Comprehensive Topic Coverage: The tool claims to be able to write papers on any scientific topic, drawing from a vast knowledge base spanning various disciplines, including biology, chemistry, physics, and more.
Customizable Output: Users can specify the desired length, format, and style of the generated paper, ensuring that the output meets their specific requirements and adheres to academic standards.
Time-Saving Solution: By automating the process of scientific writing, AI Scientist enables users to focus on research and analysis, while the tool handles the time-consuming task of drafting the paper.
Plagiarism-Free Content: AI Scientist generates original content based on the input provided by the user, ensuring that the resulting paper is plagiarism-free and ready for submission or publication.
Pixit‘s Two Cents: By providing an affordable and accessible tool for generating high-quality research papers, AI Scientist has the potential support researchers and students who may lack the time or resources to produce extensive written works. However, it is essential to consider the ethical implications of AI-generated scientific content. While AI Scientist can streamline the writing process, it is crucial for users to ensure that the generated papers are based on accurate and reliable data, and that they undergo proper review and validation before being submitted or published. We have our doubts as to how far this tool is able to write a paper on novel hypotheses and generate meaningful output. On paper (pun intended) it looks very promising though.
OpenAI Introduces Structured Outputs in the API for Enhanced Data Extraction: OpenAI announces the introduction of structured outputs in its API, enabling developers to extract structured data from text using advanced natural language processing techniques, making it easier to integrate AI-powered data extraction into various applications and workflows.
Sonova Launches Hearing Aid with Real-Time Translation and Transcription Powered by OpenAI's Whisper API: Sonova, a leading hearing aid manufacturer, introduces a groundbreaking hearing aid that incorporates real-time translation and transcription capabilities, leveraging OpenAI's Whisper API to enhance communication and accessibility for individuals with hearing impairments.

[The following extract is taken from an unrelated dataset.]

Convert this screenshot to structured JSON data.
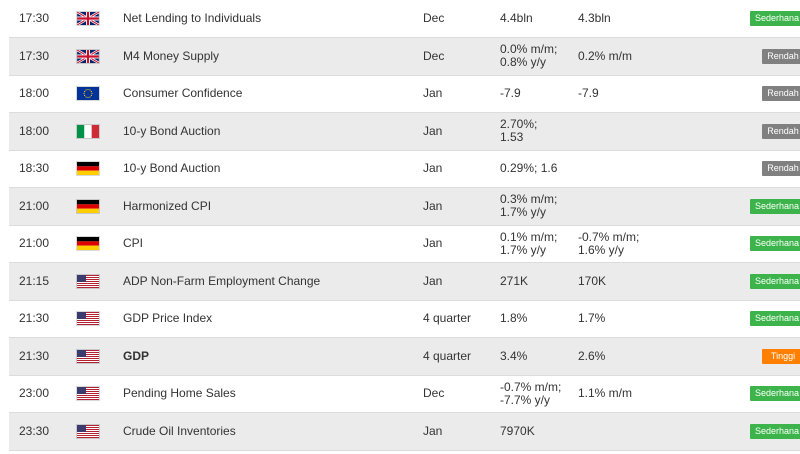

How People Are Actually Using AI in Their Daily Lives: MIT Technology Review explores the real-world applications of AI in people's daily lives, showcasing how the technology is being used for tasks ranging from creative pursuits to productivity enhancement and personal assistance, while also highlighting the potential risks of emotional reliance on AI companions.
AI Terminology Explained: A Guide for Humans: The Verge provides a comprehensive guide to AI terminology, explaining key concepts and jargon in an accessible manner for those new to the field or seeking to better understand the rapidly evolving AI landscape.
AuraFlow Version 0.3 Released on Hugging Face: Aurflow Version 0.3 was released on the Hugging Face platform, introducing new features and improvements including support for various aspect ratios and resolutions up to 1536 pixels.
Microsoft Copilot: Everything You Need to Know About Microsoft's AI Assistant: TechCrunch provides a comprehensive overview of Microsoft Copilot, the company's AI-powered assistant, detailing its features, capabilities, and potential impact on productivity and collaboration across Microsoft's suite of products and services.
ControlNeXt - A new Controlnet Approach: A Team of researchers from the Chinese University of Hong Kong has proposed a light-weight controllable module for various base models (SD1.5, SDXL, SD3, SVD) and tasks (image / video generation with various conditions).